Fui adolescente privilegiado, isto é, tinha “comida
e roupa lavada de graça” e não precisei encarar o “basquete” antes de formado. Aos 16 anos morava com pai e mãe (mais dois irmãos), estava no
primeiro ano do Curso Clássico (que a Reforma do Ensino extinguiu naquele ano,
1971) e todos os sábados recebia uma “mesada”. Não lembro o valor, mas dava
para o cinema. O teatro era mais caro e precisava
economizar.
Nessa idade tive a primeira namorada e um dia cheguei
na sua casa e ela falou de um concerto no Teatro Leopoldina (vivíamos em Porto
Alegre), com Mozart no programa. Nós estávamos conhecendo a música clássica e imaginamos
que pudéssemos ir. Recém escutáramos a Sinfonia nº 41, denominada “Júpiter”, e
não fugíramos à regra dos mortais comuns, isto é, nos sentimos alçados ao
Olimpo, a moradia dos deuses gregos.
Detalhe importante: essas audições eram num
toca-discos portátil, com uma simples caixa de som, na casa da namorada. Mesmo assim, Mozart estava
lá, com todo o seu esplendor e encantamento. Na parede da sala onde escutávamos
música (a sala de refeições da família) havia um quadro com a paisagem de um parque bem ajardinado, com lago e templo romano. Um quadro provavelmente inspirado nos
jardins da Villa Borghese (como vim a saber décadas mais tarde) e muito comum
nas casas que eu frequentava.
Paisagem da Villa Borghese (foto encontrada no Google). |
Pois minha namorada falou do concerto, eu fiquei entusiasmado, e a irmã dela (mais velha, estudante de Psicologia) nos jogou um balde de água fria:
– Vocês sabem o preço dos ingressos?
Nós não sabíamos, ela nos informou e ficamos desalentados.

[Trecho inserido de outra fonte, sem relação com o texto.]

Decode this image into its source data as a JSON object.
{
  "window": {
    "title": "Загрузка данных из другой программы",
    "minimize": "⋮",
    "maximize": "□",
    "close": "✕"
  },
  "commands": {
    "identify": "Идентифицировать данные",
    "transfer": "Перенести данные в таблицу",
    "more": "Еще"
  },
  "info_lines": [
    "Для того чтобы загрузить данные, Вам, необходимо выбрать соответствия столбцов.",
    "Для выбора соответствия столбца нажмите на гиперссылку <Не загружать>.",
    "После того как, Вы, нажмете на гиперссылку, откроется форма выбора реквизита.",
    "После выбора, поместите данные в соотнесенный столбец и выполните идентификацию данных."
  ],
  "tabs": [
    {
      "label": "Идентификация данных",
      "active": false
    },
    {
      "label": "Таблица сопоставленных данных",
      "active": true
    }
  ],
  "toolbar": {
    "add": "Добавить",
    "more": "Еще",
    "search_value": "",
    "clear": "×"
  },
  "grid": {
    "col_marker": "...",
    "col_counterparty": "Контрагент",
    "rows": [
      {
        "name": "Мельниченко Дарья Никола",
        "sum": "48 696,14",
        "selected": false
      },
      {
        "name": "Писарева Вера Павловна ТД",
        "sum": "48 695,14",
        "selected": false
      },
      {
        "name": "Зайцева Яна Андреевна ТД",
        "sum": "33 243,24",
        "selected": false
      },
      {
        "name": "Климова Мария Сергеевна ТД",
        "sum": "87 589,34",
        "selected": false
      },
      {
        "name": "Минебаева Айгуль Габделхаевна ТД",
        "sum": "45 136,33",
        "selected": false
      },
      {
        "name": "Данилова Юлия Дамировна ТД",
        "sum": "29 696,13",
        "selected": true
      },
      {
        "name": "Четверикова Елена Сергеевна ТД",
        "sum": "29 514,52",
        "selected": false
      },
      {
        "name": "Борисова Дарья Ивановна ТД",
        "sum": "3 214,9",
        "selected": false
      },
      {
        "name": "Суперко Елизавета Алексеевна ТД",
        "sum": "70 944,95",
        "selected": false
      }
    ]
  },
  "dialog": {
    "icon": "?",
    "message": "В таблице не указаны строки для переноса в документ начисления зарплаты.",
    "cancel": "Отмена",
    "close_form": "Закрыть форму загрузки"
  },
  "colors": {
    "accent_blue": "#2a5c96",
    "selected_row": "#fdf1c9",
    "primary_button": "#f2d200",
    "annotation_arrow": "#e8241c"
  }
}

Eu precisaria de várias mesadas só para pagar a minha entrada.
A irmã dela sorria
sarcasticamente e foi um momento importante na minha formação, isto é, descobri
que nem todas as portas estavam abertas para mim. O mundo do teatro – dos concertos,
dos espetáculos de balé, das peças teatrais – não era o mesmo do cinema, que eu
frequentava sem problemas. Aos domingos de manhã eu costumava assistir aos Concertos
para a Juventude, que a OSPA apresentava no Salão de Atos da Reitoria, da
UFRGS, e era isso que conhecia da tal música clássica. A cena cultural mais sofisticada
estava distante do meu horizonte.
Na sequência, porém, juntei dinheiro da mesada e
ingressei nesse circuito. Recordo a primeira vez que assisti Shakespeare, com
Juca de Oliveira interpretando Ricardo III, e também quando vi Tônia Carreiro
fazendo Nora, em Casa de bonecas (ambas as peças no Teatro Leopoldina). Mas nunca
fui com a namorada a um espetáculo desses. A minha mesada não era suficiente
para bancar o ingresso de nós dois.
Mesmo assim não deixo de dizer que era um
adolescente privilegiado. Nunca deixei de assistir a nenhum filme
por falta de grana. Um dia um amigo me convidou para assistir Le femmes,
com Brigitte Bardot (impróprio para menores de 18 anos), demos uma gorjeta para
o porteiro e ele mandou nos escondermos no mezanino. Não sei a gorjeta que demos ao porteiro,
mas não foi nada que me deixasse desfalcado.
Pensando na perspectiva de hoje (de um velho de 67 anos) aquele filme da Brigitte Bardot proporcionou um prazer tão grande quanto as peças teatrais com Juca de Oliveira e Tônia Carreiro (assistidos mais ou menos na mesma época). Mas que teria sido bom ir ouvir Mozart com a namorada, aos 16 anos, isso não posso deixar de dizer.